On constate qu’il n’y a pas toujours correspondance entre la numérotation des versets et le découpage en membres rhétoriques : le v. 5 compte deux membres, et le v. 7 trois.
Deuxième niveau : les segments
Mais ces membres peuvent se regrouper, par parallélismes, ce qui donne un deuxième niveau du texte, celui des "segments".
Tous les segments de la Fâtiha ont deux membres : on les appellera des "bimembres". Mais un segment peut compter un, deux ou trois membres (jamais plus).
- Le premier segment a le nom de "Dieu" dans chacun des deux membres, suivi de noms divins, avec un rythme binaire : le Tout-Puissant / le Miséricordieux // Seigneur / des mondes.
- Le deuxième segment reprend le même jeu binaire entre noms divins : « le Tout-Puissant / le Miséricordieux // Possesseur/ du Jour de la Religion.
- Le troisième segment commence par le même pronom "Toi", suivi d’un verbe à la même personne, de même champ sémantique (adorer et demander sont deux formes essentielles de la prière).
- Les deux membres du quatrième segment sont reliés par la répétition du "chemin", en fin du premier membre, et au début du deuxième membre.
- Les deux membres du cinquième segment commencent par une négation (synonyme) : "ghayr" / "wa lâ".
Troisième niveau : les morceaux
Enfin, on peut regrouper les segments en trois ensembles, qu’on appellera des "morceaux". Ils peuvent compter un, deux ou trois segments (jamais plus).
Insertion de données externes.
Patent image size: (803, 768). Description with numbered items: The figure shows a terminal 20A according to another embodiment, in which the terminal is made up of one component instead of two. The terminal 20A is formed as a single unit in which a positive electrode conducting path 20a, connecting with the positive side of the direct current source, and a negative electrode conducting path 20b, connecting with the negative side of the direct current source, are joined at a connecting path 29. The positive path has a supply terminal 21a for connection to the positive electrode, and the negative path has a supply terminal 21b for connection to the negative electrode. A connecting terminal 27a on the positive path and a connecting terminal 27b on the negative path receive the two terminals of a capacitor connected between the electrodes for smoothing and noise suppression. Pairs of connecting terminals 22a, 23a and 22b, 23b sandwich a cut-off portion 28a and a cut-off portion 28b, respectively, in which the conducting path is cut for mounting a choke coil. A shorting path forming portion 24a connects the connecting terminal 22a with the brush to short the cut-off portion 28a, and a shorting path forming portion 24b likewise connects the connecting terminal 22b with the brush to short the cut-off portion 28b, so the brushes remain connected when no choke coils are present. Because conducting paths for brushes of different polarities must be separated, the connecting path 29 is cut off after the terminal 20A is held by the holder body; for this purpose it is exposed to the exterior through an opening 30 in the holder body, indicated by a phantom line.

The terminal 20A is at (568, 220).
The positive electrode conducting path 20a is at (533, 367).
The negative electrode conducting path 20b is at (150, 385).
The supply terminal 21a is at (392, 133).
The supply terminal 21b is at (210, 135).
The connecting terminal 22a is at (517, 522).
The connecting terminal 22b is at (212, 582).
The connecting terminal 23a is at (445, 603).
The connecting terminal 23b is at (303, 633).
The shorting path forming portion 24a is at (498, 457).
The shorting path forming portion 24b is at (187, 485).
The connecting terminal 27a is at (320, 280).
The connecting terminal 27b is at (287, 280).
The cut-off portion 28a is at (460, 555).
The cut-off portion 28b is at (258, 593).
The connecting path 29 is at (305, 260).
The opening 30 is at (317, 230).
La Fâtiha compte trois morceaux. Le premier et le troisième de deux segments. Le deuxième d’un seul segment.
Les deux premiers segments sont parallèles, construits de la même manière (AB // A’B’), sauf que le second abrège le premier (ce qui est souvent le cas dans les parallélismes : le second élément du parallélisme est souvent plus court que le premier). Les premiers membres (A//A’) contiennent les mêmes noms divins « le Tout-Puissant, le Miséricordieux ». Les deuxièmes membres (B//B’), un nom divin de souveraineté ("Seigneur" // "Possesseur"), suivi d’un complément : "des mondes" // "du Jour de la Religion".
Les deux derniers segments sont construits en chiasme (AB / B’A’). Les deux termes extrêmes du morceau, dans les membres extrêmes, ont un sens contraire : "guide-nous" ↔ "qui s'égarent". Les deux membres centraux finissent par le même terme "‘alayhim" (traduits différemment en français).
Au centre, le morceau central ne contient qu’un segment.
On a donc affaire à une construction en concentrisme. Comme toujours dans ce genre de constructions, l’élément central est de forme différente des deux volets qu’il sépare (ici, il est nettement plus court), et il fait un lien entre ces deux volets : le premier membre du morceau central, "Toi que nous adorons", renvoie en effet au premier morceau, qui est une prière d’adoration, et le deuxième membre, "Toi dont nous implorons le secours", annonce le dernier morceau, qui est tout entier une prière de demande.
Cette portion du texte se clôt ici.